In contrast to their US peers, which get the majority of their financing from the securities markets, European companies traditionally receive about 80 per cent of their external funding from bank loans.
This can leave small companies, in particular, struggling to access funding when banks retrench, as they did in the years following the financial crisis — prompting calls for greater efforts to foster non-bank forms of funding.
However, Georg Fahrenschon, head of the German Savings Banks Association, said that although a capital markets union made sense, the project should not come “at the cost of traditional bank financing”.
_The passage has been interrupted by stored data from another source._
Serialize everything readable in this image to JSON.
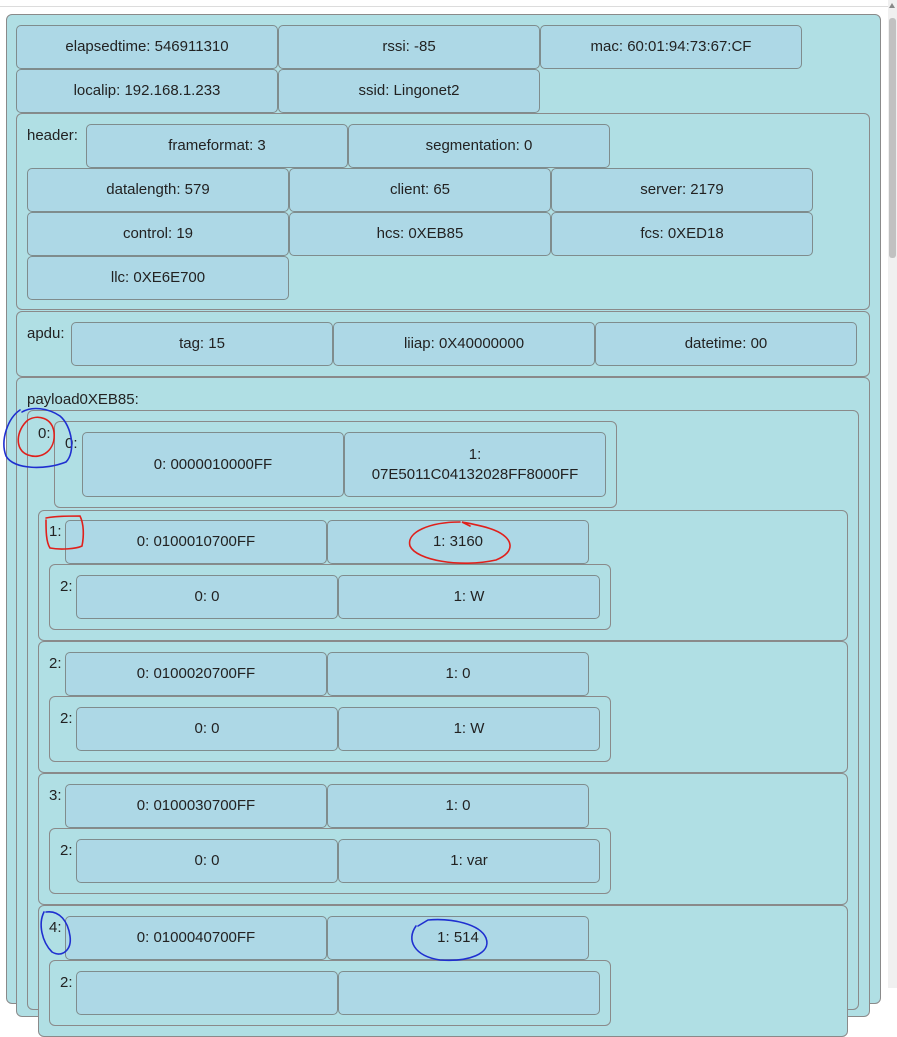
{
  "status": {
    "elapsedtime": "elapsedtime: 546911310",
    "rssi": "rssi: -85",
    "mac": "mac: 60:01:94:73:67:CF",
    "localip": "localip: 192.168.1.233",
    "ssid": "ssid: Lingonet2"
  },
  "header": {
    "label": "header:",
    "frameformat": "frameformat: 3",
    "segmentation": "segmentation: 0",
    "datalength": "datalength: 579",
    "client": "client: 65",
    "server": "server: 2179",
    "control": "control: 19",
    "hcs": "hcs: 0XEB85",
    "fcs": "fcs: 0XED18",
    "llc": "llc: 0XE6E700"
  },
  "apdu": {
    "label": "apdu:",
    "tag": "tag: 15",
    "liiap": "liiap: 0X40000000",
    "datetime": "datetime: 00"
  },
  "payload": {
    "label": "payload0XEB85:",
    "items": [
      {
        "index": "0:",
        "sub_index": "0:",
        "obis": "0: 0000010000FF",
        "value_line1": "1:",
        "value_line2": "07E5011C04132028FF8000FF"
      },
      {
        "index": "1:",
        "obis": "0: 0100010700FF",
        "value": "1: 3160",
        "sub_index": "2:",
        "scaler": "0: 0",
        "unit": "1: W"
      },
      {
        "index": "2:",
        "obis": "0: 0100020700FF",
        "value": "1: 0",
        "sub_index": "2:",
        "scaler": "0: 0",
        "unit": "1: W"
      },
      {
        "index": "3:",
        "obis": "0: 0100030700FF",
        "value": "1: 0",
        "sub_index": "2:",
        "scaler": "0: 0",
        "unit": "1: var"
      },
      {
        "index": "4:",
        "obis": "0: 0100040700FF",
        "value": "1: 514",
        "sub_index": "2:"
      }
    ]
  },
  "annotations": {
    "red": "#e0201b",
    "blue": "#1f2fd0"
  }
}
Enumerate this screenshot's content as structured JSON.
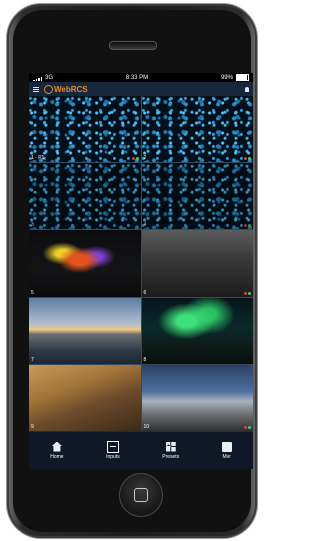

The EU is considering a range of measures to spur capital markets in the bloc and break down barriers to cross-border investment. The European Commission, the EU’s executive arm, is set to propose regulatory changes as soon as next month, aimed at reviving the market for asset-backed debt and promoting infrastructure investment.
The commission has also suggested longer term measures to address differences in national insolvency laws, and has sought views on greater standardisation of the corporate debt market. However, Mr Fahrenschon warned that for many small companies, corporate bonds were simply not appropriate.
“The fit doesn’t work. And that is why we need two things. Besides a capital markets union, we also need a platform for traditional, regionally oriented suppliers of credit.”
Mr Fahrenschon, who previously served as finance minister for the German state of Bavaria, also called for a review of the impact of the wave of regulation that followed the financial crisis, arguing that its full impact was not properly understood.